= Mike Sinyard =

American businessman

Mike Sinyard is the founder and chairman of Specialized Bicycle Components, an American manufacturer of bicycles and cycling components. In 2022, he retired as the CEO of Specialized Bicycle Components, a company he had led for 48 years.

== Early career ==
Specialized Bicycle Components was founded by Mike Sinyard in 1974, when he was 24 years old. Sinyard had previously traveled to Europe and established an import business relationship with Cinelli, one of the most important and iconic Italian bike component manufacturer. He started Specialized by importing and assembling bikes from Italian components and also ran an import service that provided these sought-after parts to California bike shops. Within four years, the company was making approximately $18 million and began selling complete bikes. In 1981, Sinyard created the Specialized Stumpjumper, the first mass-produced mountain bike. He moved the firm to Morgan Hill, CA in 1984.

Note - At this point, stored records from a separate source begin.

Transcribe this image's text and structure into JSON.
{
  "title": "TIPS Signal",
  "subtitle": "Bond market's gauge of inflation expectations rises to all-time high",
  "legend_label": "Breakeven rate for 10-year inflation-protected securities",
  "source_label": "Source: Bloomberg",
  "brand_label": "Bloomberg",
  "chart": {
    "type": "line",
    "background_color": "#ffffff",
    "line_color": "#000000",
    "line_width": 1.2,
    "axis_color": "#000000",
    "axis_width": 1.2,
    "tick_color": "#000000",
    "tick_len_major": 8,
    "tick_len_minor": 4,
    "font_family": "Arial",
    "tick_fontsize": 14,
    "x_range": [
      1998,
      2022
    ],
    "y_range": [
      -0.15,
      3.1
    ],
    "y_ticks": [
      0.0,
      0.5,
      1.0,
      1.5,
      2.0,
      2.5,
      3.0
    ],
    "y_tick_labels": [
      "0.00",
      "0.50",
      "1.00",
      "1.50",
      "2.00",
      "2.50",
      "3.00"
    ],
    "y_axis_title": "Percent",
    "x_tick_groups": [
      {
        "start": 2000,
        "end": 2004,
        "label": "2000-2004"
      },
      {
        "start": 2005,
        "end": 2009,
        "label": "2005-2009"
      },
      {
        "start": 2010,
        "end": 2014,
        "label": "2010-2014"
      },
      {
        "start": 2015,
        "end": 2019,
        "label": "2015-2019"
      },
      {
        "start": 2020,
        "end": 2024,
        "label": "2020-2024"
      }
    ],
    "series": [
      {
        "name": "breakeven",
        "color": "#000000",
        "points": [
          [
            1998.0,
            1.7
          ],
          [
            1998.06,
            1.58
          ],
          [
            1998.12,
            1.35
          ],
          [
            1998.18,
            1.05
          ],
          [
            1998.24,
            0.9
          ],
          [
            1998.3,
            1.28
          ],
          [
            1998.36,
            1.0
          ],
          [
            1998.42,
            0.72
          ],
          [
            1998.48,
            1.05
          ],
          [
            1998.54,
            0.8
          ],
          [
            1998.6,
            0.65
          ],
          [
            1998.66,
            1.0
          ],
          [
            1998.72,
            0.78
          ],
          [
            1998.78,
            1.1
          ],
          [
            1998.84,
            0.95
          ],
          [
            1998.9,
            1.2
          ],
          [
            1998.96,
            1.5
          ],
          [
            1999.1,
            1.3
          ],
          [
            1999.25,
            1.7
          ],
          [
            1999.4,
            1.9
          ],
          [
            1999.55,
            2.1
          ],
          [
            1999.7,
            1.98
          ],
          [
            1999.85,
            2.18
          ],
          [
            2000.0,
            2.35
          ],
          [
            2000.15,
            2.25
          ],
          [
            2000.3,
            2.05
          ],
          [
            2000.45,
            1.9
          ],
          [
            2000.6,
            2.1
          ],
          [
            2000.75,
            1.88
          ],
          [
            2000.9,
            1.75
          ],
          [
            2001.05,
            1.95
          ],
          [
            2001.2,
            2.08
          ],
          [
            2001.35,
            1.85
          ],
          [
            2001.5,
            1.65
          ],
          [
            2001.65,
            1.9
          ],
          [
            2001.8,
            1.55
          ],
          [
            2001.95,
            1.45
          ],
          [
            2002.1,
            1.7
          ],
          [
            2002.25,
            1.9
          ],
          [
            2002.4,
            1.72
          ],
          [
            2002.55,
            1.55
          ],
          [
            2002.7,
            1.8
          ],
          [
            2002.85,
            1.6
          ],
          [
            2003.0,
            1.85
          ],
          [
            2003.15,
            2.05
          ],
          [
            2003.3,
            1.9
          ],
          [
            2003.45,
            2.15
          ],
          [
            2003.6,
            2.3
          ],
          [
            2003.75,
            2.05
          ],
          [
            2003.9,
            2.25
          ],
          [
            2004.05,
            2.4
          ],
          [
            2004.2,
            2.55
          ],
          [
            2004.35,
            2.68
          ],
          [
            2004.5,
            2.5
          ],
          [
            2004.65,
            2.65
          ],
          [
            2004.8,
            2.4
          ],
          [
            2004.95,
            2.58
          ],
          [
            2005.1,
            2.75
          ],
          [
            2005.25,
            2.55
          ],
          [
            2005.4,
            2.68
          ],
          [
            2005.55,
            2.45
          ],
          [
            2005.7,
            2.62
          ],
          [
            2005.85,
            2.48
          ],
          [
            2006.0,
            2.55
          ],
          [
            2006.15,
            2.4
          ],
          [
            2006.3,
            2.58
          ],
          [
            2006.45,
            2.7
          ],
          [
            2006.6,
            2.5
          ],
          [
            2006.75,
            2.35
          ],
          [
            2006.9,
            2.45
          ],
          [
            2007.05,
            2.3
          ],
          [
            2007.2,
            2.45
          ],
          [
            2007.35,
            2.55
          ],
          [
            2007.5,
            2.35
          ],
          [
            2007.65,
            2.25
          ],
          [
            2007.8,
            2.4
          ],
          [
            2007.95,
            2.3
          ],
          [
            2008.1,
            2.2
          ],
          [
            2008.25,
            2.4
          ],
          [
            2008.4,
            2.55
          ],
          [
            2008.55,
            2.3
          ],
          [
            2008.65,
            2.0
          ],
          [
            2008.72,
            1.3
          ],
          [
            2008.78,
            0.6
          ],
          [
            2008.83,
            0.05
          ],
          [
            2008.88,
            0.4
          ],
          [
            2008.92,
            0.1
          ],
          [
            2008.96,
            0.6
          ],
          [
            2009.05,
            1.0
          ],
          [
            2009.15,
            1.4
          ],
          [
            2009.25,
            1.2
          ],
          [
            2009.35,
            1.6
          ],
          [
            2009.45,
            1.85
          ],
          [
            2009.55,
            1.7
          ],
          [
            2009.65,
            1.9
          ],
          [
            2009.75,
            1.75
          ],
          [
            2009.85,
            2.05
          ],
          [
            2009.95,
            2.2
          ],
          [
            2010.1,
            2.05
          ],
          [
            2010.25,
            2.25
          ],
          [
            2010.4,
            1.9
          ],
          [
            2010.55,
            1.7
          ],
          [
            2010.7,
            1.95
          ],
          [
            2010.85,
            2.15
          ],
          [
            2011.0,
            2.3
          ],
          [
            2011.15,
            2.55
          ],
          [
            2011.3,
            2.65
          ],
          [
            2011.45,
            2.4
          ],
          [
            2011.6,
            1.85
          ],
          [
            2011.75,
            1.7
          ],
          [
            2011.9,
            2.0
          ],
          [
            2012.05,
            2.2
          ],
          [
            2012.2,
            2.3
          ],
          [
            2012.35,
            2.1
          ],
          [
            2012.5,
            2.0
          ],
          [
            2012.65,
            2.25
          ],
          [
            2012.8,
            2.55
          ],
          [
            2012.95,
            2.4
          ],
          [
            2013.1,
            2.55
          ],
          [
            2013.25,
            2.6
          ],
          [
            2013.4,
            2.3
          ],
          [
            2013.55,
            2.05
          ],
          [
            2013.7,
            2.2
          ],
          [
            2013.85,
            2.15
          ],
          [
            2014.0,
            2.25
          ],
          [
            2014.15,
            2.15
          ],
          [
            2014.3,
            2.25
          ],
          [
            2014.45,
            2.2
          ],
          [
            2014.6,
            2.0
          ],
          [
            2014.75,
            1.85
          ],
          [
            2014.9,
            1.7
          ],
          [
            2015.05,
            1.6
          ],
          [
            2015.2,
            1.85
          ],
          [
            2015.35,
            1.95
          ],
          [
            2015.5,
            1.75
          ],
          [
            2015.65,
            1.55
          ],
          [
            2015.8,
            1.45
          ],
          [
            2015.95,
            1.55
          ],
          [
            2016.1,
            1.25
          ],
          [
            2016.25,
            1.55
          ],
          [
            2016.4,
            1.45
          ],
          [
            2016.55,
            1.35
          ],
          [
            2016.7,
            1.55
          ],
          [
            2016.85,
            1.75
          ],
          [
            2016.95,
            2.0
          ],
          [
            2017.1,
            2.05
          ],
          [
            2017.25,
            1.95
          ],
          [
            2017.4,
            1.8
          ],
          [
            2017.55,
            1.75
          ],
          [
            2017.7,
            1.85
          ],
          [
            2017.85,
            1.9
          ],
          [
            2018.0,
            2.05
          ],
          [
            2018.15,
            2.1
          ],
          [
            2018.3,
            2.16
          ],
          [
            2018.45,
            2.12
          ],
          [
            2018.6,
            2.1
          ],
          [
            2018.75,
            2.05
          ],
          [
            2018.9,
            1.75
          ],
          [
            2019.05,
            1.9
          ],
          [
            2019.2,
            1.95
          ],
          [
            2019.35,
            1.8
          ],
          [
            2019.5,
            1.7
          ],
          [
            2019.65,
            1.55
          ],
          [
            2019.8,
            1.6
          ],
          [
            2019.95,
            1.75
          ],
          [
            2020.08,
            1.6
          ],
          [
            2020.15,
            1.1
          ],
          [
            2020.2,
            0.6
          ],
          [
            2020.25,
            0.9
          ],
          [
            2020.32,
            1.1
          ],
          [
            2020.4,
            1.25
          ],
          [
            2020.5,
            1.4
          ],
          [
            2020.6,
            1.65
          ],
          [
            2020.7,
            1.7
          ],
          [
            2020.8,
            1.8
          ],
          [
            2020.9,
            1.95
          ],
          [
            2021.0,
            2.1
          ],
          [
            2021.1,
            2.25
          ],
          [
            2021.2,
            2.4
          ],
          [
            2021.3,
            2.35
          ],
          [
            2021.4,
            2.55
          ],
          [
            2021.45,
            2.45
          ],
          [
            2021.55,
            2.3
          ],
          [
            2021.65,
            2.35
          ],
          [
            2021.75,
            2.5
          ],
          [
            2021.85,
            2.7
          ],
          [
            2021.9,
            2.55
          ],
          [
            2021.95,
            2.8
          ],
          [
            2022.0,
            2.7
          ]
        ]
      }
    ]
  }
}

He was profiled in the 2007 documentary film Klunkerz: A Film About Mountain Bikes.

== Awards and recognition ==
Sinyard is a founding member of the International Mountain Bicycling Association (IMBA) and the National Interscholastic Cycling Association (NICA). The Specialized Stumpjumper was added to the Smithsonian National Museum of American History's collection in 1994. He has been recognized for his contributions to the cycling industry, including being inducted into the Mountain Bike Hall of Fame in 1988 and the U.S. Bicycling Hall of Fame in 2011.